Sometimes you just need to peek inside a file — not open a whole editor.

cat data.txt
head -n 10 data.txt
tail -f logs.txt

tail -f is especially cool — it lets you watch logs live, like:

“Oh look, my server crashed again… and again… and—yep, there it goes.”


🔁 6. Automating File Operations

Once you master file commands, you can automate your chaos with Bash scripts.

Example: A script to back up your models every morning.

#!/bin/bash
DATE=$(date +%Y-%m-%d)
SRC_DIR="/home/user/models"
DEST_DIR="/backups/$DATE"

mkdir -p "$DEST_DIR"
cp -r "$SRC_DIR" "$DEST_DIR"

echo "Backup completed on $DATE 🎉"

Run it:

bash backup_models.sh

And voilà — your 3 AM “panic about losing files” crisis just got automated.


🕵️ 7. File Searching Like a Pro

Find that one rogue .csv that’s ruining your life:

find /home/user -name "*.csv"

Or look inside files:

grep "sales" data/*.csv

Combine with pipes:

grep "ERROR" /var/log/syslog | tail -n 5

Congratulations, you’re now 50% sysadmin, 50% detective.


🧮 8. Permissions: The Linux Hunger Games

Every file in Linux has permissions:

  • r = read

  • w = write

  • x = execute

Check them with:

ls -l

Output example:

-rwxr-xr--

Breakdown:

SymbolMeaning
rwxOwner can do anything
r-xGroup can read and execute
r--Others can just look sadly

Change permissions:

chmod +x train.sh

Now your script is executable, a.k.a. alive!


🧠 9. Business Use Case: Automated File Pipelines

Imagine you’re running an ML pipeline that:

  • Receives daily sales data via SFTP

  • Cleans and merges CSVs

  • Triggers model retraining

  • Archives old logs

A simple Bash script + cron job can handle that entire flow:

#!/bin/bash
cd /home/user/sales_pipeline
python3 clean_data.py
python3 train_model.py
mv raw/*.csv archive/
echo "Pipeline completed at $(date)" >> pipeline.log

You’ve basically just replaced a junior data engineer.


🎬 Final Hook

The Linux file system isn’t scary — it’s just… one command away from total destruction.

But with great power (sudo) comes great responsibility.
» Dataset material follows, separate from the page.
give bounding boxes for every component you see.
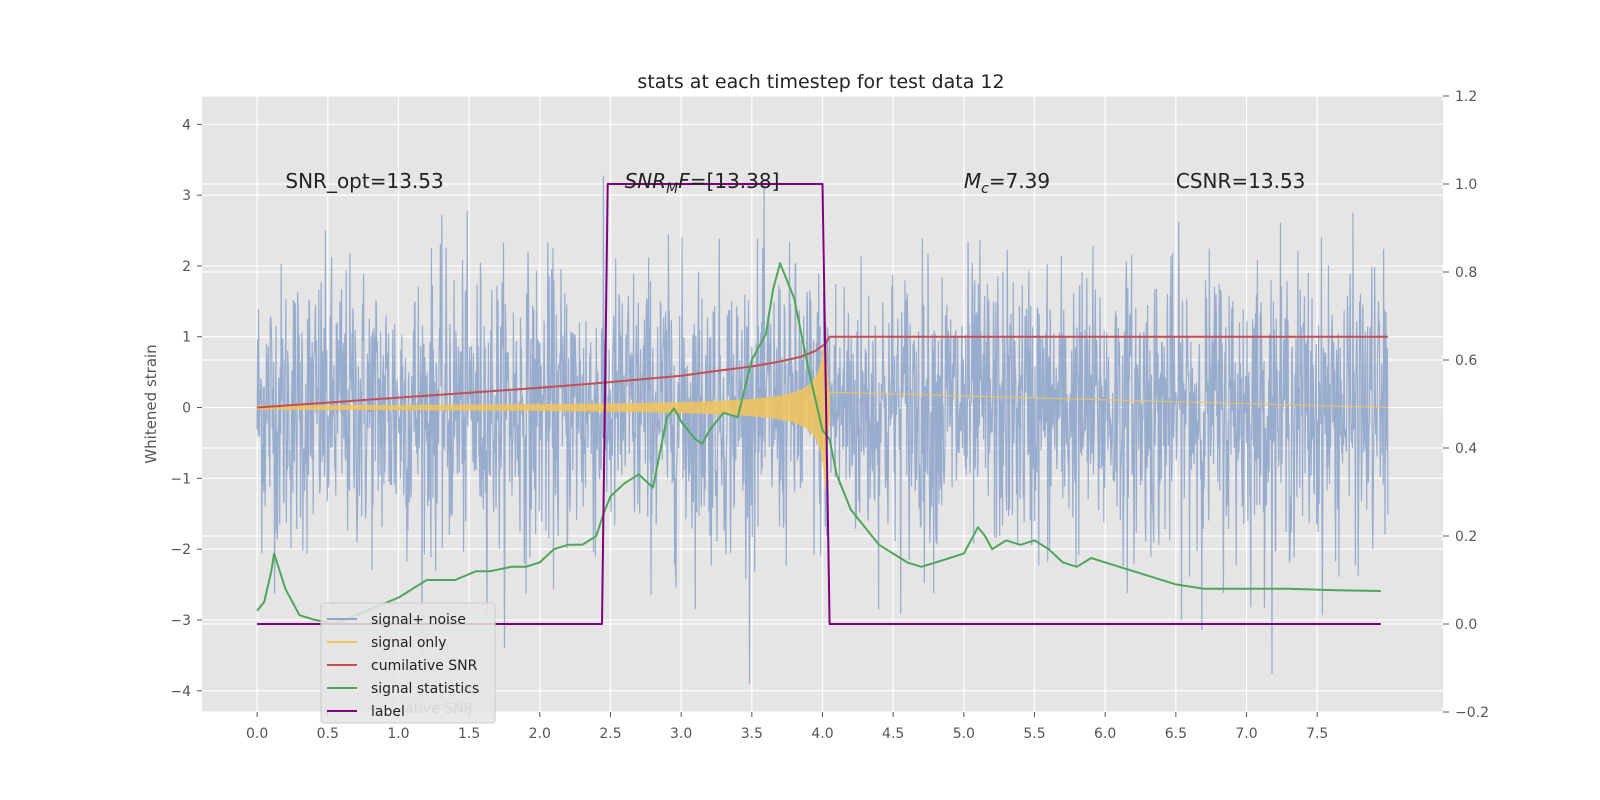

Master file ops, and you’ll:

  • Automate boring stuff

  • Keep your ML projects organized

  • And never again lose sleep over “where did I save that model?”

Just remember:

Friends don’t let friends rm -rf /.


# Your code here

Exercises

Exercise 1

Write extract_extension(filename) that returns the file extension (without the dot) or an empty string if none.


Exercise 2

Implement join_paths(parts) which joins a list of path parts with ‘/’ and normalizes duplicate slashes.


Exercise 3

Given a list of filenames, write count_files_with_ext(files, ext) that counts how many end with the given extension.


Exercise 4

Write normalize_path(path) that collapses repeated slashes into single slashes.


Exercise 5

Create human_readable_size(n_bytes) that returns KB/MB/GB formatted string (KB precision).